Dessa forma, a sociedade de consumidores “representa o tipo de sociedade que promove, encoraja ou reforça a escolha de um estilo de vida e uma estratégia existencial consumistas, e rejeita todas as opções culturais alternativas” (BAUMAN, 2008, p.71). Trata- se, portanto, de uma sociedade que oferece uma espécie de “treinamento” desde a infância, que visa alcançar o espírito dos indivíduos, em que o consumo passa a ser considerado uma vocação, e mais do que isso, uma exigência para a inserção social, um direito e um dever humano sem distinção de gênero, idade, credo ou classe (BAUMAN, 2008, p.73). O ato de consumir se transforma, na verdade, em um ato de tornar-se consumível para atender a uma demanda preexistente, visto que os atributos do produto são agregados àquele que o consome,

aumentando seu valor no mercado das relações. Em outras palavras, a mercadoria consumida tem a capacidade de aumentar a atratividade e o valor de mercado de seus compradores, transformando-os também em produtos a serem consumidos (BAUMAN, 2008, p.75). O consumo passa a ser “um investimento em tudo o que serve para o ‘valor social’ e a autoestima do indivíduo” (BAUMAN, 2008, p.76), e seu objetivo não é outro senão a comodificação dos próprios consumidores:

Os membros da sociedade de consumidores são eles próprios mercadorias de consumo, e é a qualidade de ser uma mercadoria de consumo que os torna membros autênticos dessa sociedade.

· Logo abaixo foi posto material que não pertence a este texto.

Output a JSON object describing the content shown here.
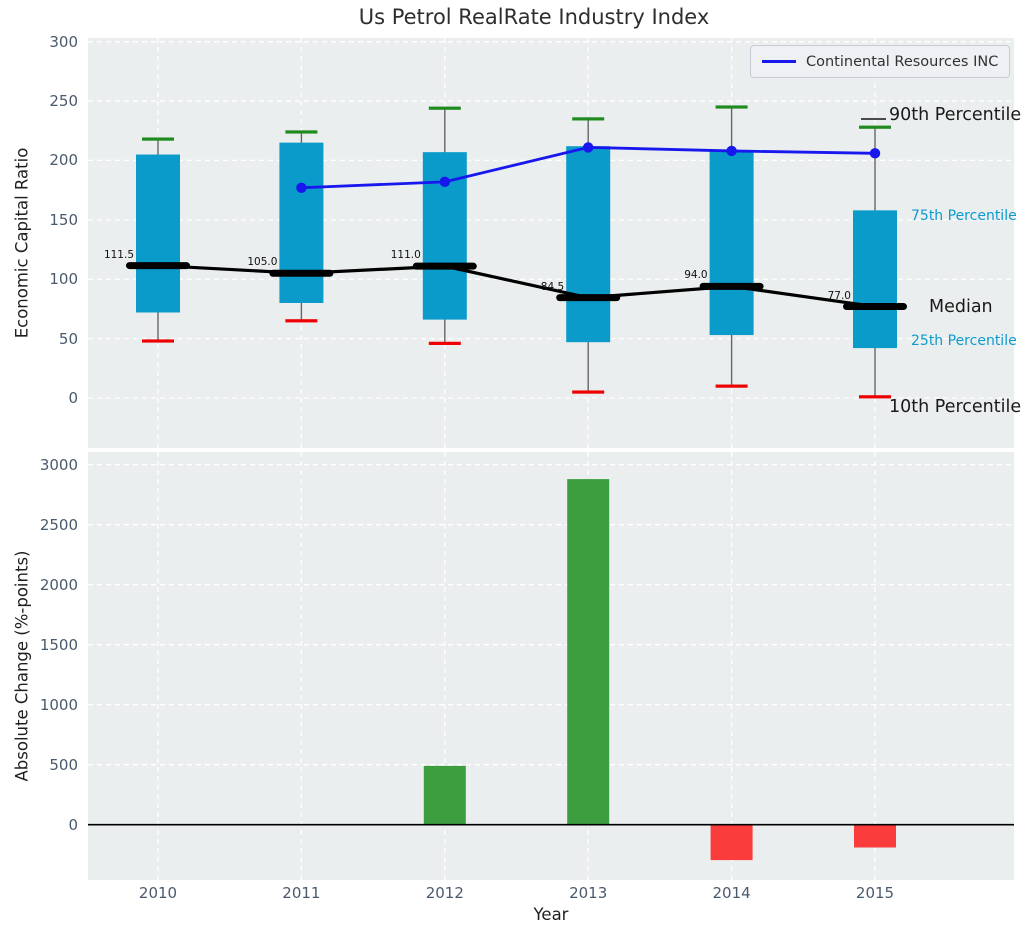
{
  "title": "Us Petrol RealRate Industry Index",
  "legend": {
    "label": "Continental Resources INC"
  },
  "annotations": {
    "p90": "90th Percentile",
    "p75": "75th Percentile",
    "median": "Median",
    "p25": "25th Percentile",
    "p10": "10th Percentile"
  },
  "colors": {
    "panel_bg": "#eaeeef",
    "grid": "#ffffff",
    "box": "#0b9bcb",
    "whisker": "#666666",
    "cap_high": "#1f8b1f",
    "cap_low": "#ee0000",
    "median_line": "#000000",
    "series_line": "#1717ee",
    "bar_positive": "#3c9e3f",
    "bar_negative": "#fa3c3c",
    "tick_label": "#4a5a6d",
    "annotation_cyan": "#0d9bce"
  },
  "chart_data": [
    {
      "type": "box-percentile+line",
      "title": "Us Petrol RealRate Industry Index",
      "ylabel": "Economic Capital Ratio",
      "xlabel": "Year",
      "categories": [
        "2010",
        "2011",
        "2012",
        "2013",
        "2014",
        "2015"
      ],
      "yticks": [
        0,
        50,
        100,
        150,
        200,
        250,
        300
      ],
      "ylim": [
        -42,
        302
      ],
      "grid": true,
      "percentiles": {
        "p90": [
          218,
          224,
          244,
          235,
          245,
          228
        ],
        "p75": [
          205,
          215,
          207,
          212,
          208,
          158
        ],
        "median": [
          111.5,
          105.0,
          111.0,
          84.5,
          94.0,
          77.0
        ],
        "p25": [
          72,
          80,
          66,
          47,
          53,
          42
        ],
        "p10": [
          48,
          65,
          46,
          5,
          10,
          1
        ]
      },
      "median_labels": [
        "111.5",
        "105.0",
        "111.0",
        "84.5",
        "94.0",
        "77.0"
      ],
      "series": [
        {
          "name": "Continental Resources INC",
          "categories": [
            "2011",
            "2012",
            "2013",
            "2014",
            "2015"
          ],
          "values": [
            177,
            182,
            211,
            208,
            206
          ]
        }
      ],
      "legend_position": "upper right"
    },
    {
      "type": "bar",
      "ylabel": "Absolute Change (%-points)",
      "xlabel": "Year",
      "categories": [
        "2010",
        "2011",
        "2012",
        "2013",
        "2014",
        "2015"
      ],
      "values": [
        null,
        null,
        490,
        2880,
        -295,
        -190
      ],
      "yticks": [
        0,
        500,
        1000,
        1500,
        2000,
        2500,
        3000
      ],
      "ylim": [
        -460,
        3120
      ],
      "grid": true
    }
  ]
}
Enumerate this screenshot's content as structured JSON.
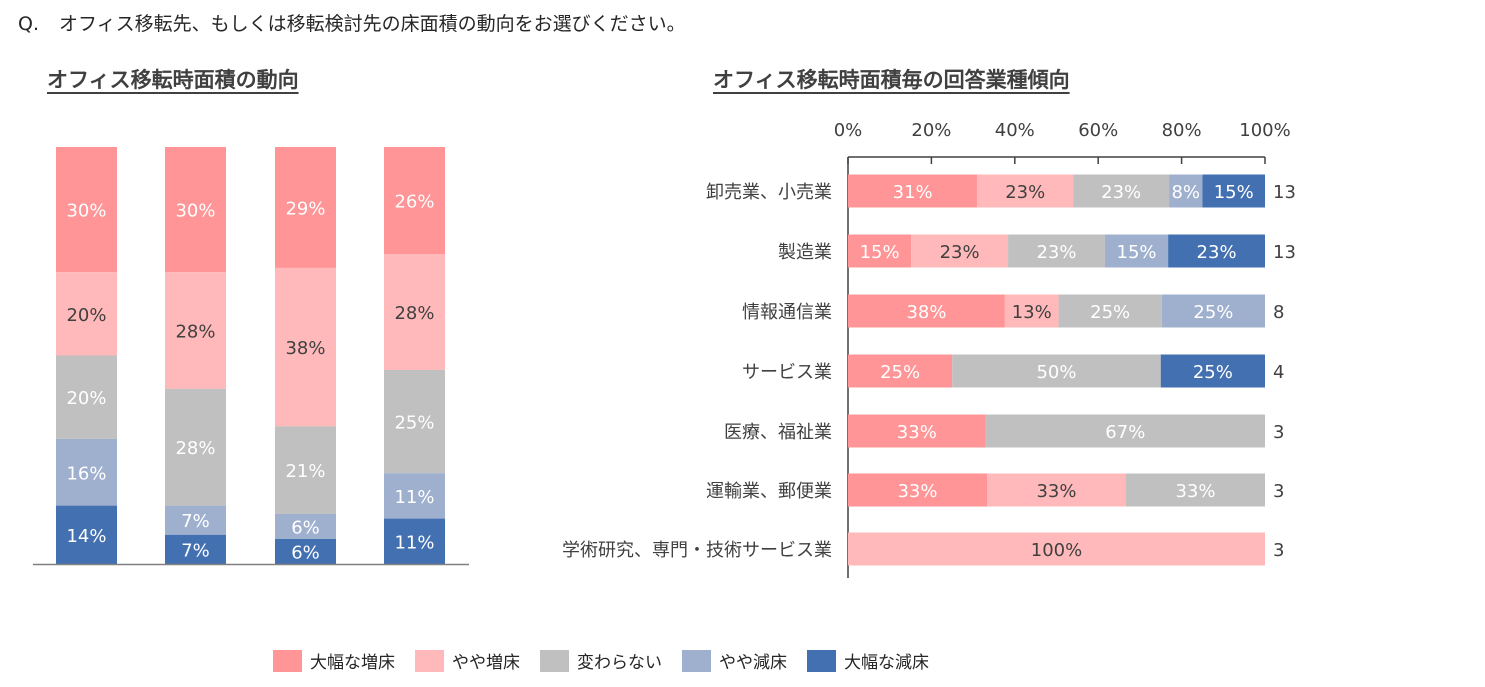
{
  "question": {
    "prefix": "Q.",
    "text": "オフィス移転先、もしくは移転検討先の床面積の動向をお選びください。"
  },
  "chart_data": [
    {
      "type": "bar",
      "stacked": true,
      "orientation": "vertical",
      "title": "オフィス移転時面積の動向",
      "categories": [
        "",
        "",
        "",
        ""
      ],
      "series": [
        {
          "name": "大幅な増床",
          "color": "#FF9596",
          "values": [
            30,
            30,
            29,
            26
          ]
        },
        {
          "name": "やや増床",
          "color": "#FFB9BA",
          "values": [
            20,
            28,
            38,
            28
          ]
        },
        {
          "name": "変わらない",
          "color": "#C0C0C0",
          "values": [
            20,
            28,
            21,
            25
          ]
        },
        {
          "name": "やや減床",
          "color": "#9FB0CF",
          "values": [
            16,
            7,
            6,
            11
          ]
        },
        {
          "name": "大幅な減床",
          "color": "#4370B1",
          "values": [
            14,
            7,
            6,
            11
          ]
        }
      ],
      "value_suffix": "%"
    },
    {
      "type": "bar",
      "stacked": true,
      "orientation": "horizontal",
      "title": "オフィス移転時面積毎の回答業種傾向",
      "categories": [
        "卸売業、小売業",
        "製造業",
        "情報通信業",
        "サービス業",
        "医療、福祉業",
        "運輸業、郵便業",
        "学術研究、専門・技術サービス業"
      ],
      "series": [
        {
          "name": "大幅な増床",
          "color": "#FF9596",
          "values": [
            31,
            15,
            38,
            25,
            33,
            33,
            0
          ]
        },
        {
          "name": "やや増床",
          "color": "#FFB9BA",
          "values": [
            23,
            23,
            13,
            0,
            0,
            33,
            100
          ]
        },
        {
          "name": "変わらない",
          "color": "#C0C0C0",
          "values": [
            23,
            23,
            25,
            50,
            67,
            33,
            0
          ]
        },
        {
          "name": "やや減床",
          "color": "#9FB0CF",
          "values": [
            8,
            15,
            25,
            0,
            0,
            0,
            0
          ]
        },
        {
          "name": "大幅な減床",
          "color": "#4370B1",
          "values": [
            15,
            23,
            0,
            25,
            0,
            0,
            0
          ]
        }
      ],
      "counts": [
        "13",
        "13",
        "8",
        "4",
        "3",
        "3",
        "3"
      ],
      "xlim": [
        0,
        100
      ],
      "xticks": [
        "0%",
        "20%",
        "40%",
        "60%",
        "80%",
        "100%"
      ],
      "value_suffix": "%"
    }
  ],
  "legend": [
    {
      "label": "大幅な増床",
      "color": "#FF9596"
    },
    {
      "label": "やや増床",
      "color": "#FFB9BA"
    },
    {
      "label": "変わらない",
      "color": "#C0C0C0"
    },
    {
      "label": "やや減床",
      "color": "#9FB0CF"
    },
    {
      "label": "大幅な減床",
      "color": "#4370B1"
    }
  ]
}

Tornar-se e continuar sendo uma mercadoria vendável é o mais poderoso motivo de preocupação do consumidor, mesmo que em geral latente e quase nunca consciente (BAUMAN, 2008, p.76).

Bauman (2008, p.82-85) chega à conclusão, portanto, que a passagem da sociedade de produtores para a sociedade de consumidores, ao contrário de significar uma libertação do indivíduo em relação às forças opressoras, pode ter significado a dominação definitiva de todas as dimensões da vida pelo mercado de bens de consumo, sendo o sinal dessa colonização “a elevação das leis escritas e não escritas do mercado à categoria de preceitos de vida”, fazendo com que os indivíduos inseridos nessa sociedade adotem os mesmos padrões de comportamento obedecidos pelos objetos de consumo. Como a principal forma de “comodificação” dos indivíduos é o consumo, aqueles que consomem mais, ou que possuem recursos para consumir, a fim de melhorar seu preço de mercado, têm seus “direitos” garantidos no mercado, enquanto aqueles que não passam no teste do consumo são considerados “consumidores falhos” e, portanto, excluídos e marginalizados do sistema:

A prerrogativa final, definidora, de soberania é o direito de excluir, então, se deve aceitar que o verdadeiro detentor do poder soberano na sociedade de consumidores é o mercado de bens de consumo. É lá, no local de encontro de vendedores e compradores, que se realiza todos os dias a seleção e separação entre condenados e salvos, incluídos e excluídos (BAUMAN, 2008, p.85-86).

Para Bauman (2008, p.86), o mercado se torna o verdadeiro soberano da sociedade de consumidores, mais soberano do que os poderes políticos, enfraquecendo e influenciando o Estado. Na verdade, “O Estado como um todo, incluindo seus braços jurídico e legislativo, torna-se um executor da soberania do mercado” (BAUMAN, 2008, p.87), e o indivíduo que antes participava da sociedade como cidadão, deve agora participar como consumidor, transformando a si mesmo em mercadoria.